A few thoughts. I'm not trying to argue, I'm just giving my perspective:
- A soccer ball is incredibly difficult to control. It's round, your foot is round. Unlike a hand, it can't grip the ball at all. If your foot touches the ball even a centimenter away from the point you intended to touch it, you're not going to have proper control. This high level of difficulty makes well executed skills incredibly exciting to watch.
- Soccer is a non-stop game. I really don't understand how one can say that nothing happens. Sure, scoring seldom happens, but the game is very fast paced and things are constantly happening.
- Although scoring is rare in soccer, a goal has to be one of the most exciting things in all of sport. This is coming from a sports junky--I've never watched a sport I didn't like and I've certainly gone apeshit when basketball players hit tough 3s while getting fouled in the playoffs...but, a basket is either on target or it's off. There are millions of different ways that goals are scored. The player has to decide where he's going to shoot. I don't think there's anything as exciting as someone ripping a one-touch from a yard or two outside the box and dipping the ball into the upper corner over the outstreched hands of a keeper (who looks very much like a high jumper in flight).
- Finally, it's cultural. A few years ago there were some people that I knew playing in the MLS. I used to cheer for their teams and hope that they did well, but I never had any real attachment. It's hard to get excited when nobody else cares that much. When I was living in Europe, the entire world seemed to revolve around soccer. The consciousness of the game was so much greater than any sport in the US. The pubs were packed to watch the games, the newspapers were half football news, and when an announcer yelled because a goal was scored, you knew he wasn't faking his excitement. I think if Americans went to Europe and watched the games live and in pubs with people who cared, they would see the game differently.
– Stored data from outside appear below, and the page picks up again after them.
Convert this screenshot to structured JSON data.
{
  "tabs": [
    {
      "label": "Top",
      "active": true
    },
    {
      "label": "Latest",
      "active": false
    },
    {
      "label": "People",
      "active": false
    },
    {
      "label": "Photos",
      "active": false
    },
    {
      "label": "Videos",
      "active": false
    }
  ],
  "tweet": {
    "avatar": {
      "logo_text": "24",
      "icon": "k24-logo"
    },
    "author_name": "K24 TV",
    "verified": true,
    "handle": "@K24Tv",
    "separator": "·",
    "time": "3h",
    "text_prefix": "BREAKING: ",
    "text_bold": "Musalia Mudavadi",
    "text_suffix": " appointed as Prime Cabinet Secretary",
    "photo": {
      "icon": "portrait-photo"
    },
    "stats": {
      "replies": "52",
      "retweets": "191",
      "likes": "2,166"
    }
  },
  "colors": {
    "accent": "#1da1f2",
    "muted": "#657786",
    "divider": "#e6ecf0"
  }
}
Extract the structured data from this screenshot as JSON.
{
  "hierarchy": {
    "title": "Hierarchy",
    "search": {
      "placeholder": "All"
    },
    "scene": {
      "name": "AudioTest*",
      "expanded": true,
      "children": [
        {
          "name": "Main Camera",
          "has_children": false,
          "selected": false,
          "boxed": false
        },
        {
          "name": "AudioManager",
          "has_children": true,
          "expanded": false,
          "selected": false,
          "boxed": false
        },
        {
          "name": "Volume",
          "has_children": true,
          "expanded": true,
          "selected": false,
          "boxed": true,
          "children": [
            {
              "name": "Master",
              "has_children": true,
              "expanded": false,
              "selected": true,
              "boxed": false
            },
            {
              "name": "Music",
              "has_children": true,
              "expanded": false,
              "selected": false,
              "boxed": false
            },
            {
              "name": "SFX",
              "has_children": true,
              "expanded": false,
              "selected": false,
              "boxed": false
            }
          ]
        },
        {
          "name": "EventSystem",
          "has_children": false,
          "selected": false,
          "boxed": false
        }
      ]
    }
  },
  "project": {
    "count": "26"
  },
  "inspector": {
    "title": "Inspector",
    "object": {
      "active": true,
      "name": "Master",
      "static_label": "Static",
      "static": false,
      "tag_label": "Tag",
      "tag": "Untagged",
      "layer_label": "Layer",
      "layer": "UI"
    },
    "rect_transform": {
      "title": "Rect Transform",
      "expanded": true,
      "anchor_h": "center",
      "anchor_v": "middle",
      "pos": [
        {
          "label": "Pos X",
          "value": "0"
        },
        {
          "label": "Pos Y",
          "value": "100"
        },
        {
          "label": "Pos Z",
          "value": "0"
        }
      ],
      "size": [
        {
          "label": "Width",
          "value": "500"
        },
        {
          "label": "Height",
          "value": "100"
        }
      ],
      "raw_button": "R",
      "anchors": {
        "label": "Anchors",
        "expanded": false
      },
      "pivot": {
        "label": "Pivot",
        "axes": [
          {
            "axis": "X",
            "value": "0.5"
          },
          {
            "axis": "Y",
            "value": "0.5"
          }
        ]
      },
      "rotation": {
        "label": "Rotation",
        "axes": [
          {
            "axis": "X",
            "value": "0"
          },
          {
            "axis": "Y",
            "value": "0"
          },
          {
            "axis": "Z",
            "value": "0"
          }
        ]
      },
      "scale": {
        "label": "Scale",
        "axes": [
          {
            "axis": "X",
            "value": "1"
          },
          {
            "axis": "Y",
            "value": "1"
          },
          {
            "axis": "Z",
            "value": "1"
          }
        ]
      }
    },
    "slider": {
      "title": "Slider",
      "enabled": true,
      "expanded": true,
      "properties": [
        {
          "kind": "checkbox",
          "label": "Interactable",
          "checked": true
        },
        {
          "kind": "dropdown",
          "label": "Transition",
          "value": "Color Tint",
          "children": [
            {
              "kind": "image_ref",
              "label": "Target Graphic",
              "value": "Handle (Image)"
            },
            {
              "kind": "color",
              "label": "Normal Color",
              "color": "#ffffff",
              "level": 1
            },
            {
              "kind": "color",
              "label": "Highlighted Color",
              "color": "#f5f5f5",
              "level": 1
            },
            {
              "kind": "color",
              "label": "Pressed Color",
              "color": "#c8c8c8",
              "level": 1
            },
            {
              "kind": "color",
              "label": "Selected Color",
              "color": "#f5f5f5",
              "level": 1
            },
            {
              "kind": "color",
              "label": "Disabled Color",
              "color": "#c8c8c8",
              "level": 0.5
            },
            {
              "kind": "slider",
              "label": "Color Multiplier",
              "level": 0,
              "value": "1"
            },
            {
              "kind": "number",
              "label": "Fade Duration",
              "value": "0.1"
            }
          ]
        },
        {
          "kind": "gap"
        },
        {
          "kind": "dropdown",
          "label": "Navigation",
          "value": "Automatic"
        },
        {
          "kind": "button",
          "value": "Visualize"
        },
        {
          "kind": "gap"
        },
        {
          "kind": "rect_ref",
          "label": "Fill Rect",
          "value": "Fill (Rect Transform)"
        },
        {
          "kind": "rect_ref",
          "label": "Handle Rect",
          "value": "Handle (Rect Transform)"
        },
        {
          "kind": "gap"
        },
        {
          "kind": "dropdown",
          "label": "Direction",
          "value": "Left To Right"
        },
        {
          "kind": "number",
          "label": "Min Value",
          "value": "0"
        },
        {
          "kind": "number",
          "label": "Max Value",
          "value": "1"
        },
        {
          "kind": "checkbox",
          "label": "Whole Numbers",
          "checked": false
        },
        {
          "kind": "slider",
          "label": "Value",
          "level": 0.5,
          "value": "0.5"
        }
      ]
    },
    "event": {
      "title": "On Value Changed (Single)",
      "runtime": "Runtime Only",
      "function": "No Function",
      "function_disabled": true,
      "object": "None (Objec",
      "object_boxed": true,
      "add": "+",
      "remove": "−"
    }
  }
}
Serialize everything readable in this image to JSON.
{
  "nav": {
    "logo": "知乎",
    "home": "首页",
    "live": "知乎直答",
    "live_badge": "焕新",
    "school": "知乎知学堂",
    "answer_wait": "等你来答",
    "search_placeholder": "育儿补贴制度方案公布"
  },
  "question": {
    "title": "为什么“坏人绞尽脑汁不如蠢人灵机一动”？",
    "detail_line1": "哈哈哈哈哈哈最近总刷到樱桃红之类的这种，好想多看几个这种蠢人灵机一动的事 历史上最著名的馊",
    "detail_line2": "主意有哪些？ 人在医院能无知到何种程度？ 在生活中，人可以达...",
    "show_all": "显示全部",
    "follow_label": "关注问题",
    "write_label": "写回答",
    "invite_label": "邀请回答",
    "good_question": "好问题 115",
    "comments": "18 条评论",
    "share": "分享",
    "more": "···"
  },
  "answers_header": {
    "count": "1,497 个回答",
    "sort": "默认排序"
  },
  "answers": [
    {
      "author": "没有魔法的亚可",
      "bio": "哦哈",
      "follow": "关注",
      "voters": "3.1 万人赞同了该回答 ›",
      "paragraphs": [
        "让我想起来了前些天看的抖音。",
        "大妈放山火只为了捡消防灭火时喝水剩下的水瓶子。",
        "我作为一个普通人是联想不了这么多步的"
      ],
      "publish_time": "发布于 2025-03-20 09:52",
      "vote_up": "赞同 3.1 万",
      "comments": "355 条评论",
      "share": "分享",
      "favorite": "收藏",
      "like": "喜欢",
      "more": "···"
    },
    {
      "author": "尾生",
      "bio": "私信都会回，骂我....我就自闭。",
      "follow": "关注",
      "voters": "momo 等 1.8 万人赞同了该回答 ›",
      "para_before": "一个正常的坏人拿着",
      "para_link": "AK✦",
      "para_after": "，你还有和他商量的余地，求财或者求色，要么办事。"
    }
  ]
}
It's interesting what's happened with cycling in the US over the last decade. After Lance, I think the people who deserve the most credit are the OLN broadcast team. Honestly, is there anything that seems like it should be less interesting than an early stage of the Tour? Yet the OLN guys are brilliant at making the intricacies of the sport clear and conveying the cultural importance of the sport in Europe. Everyone I know loves watching it and few of them are endurance athletes. Soccer needs guys like that.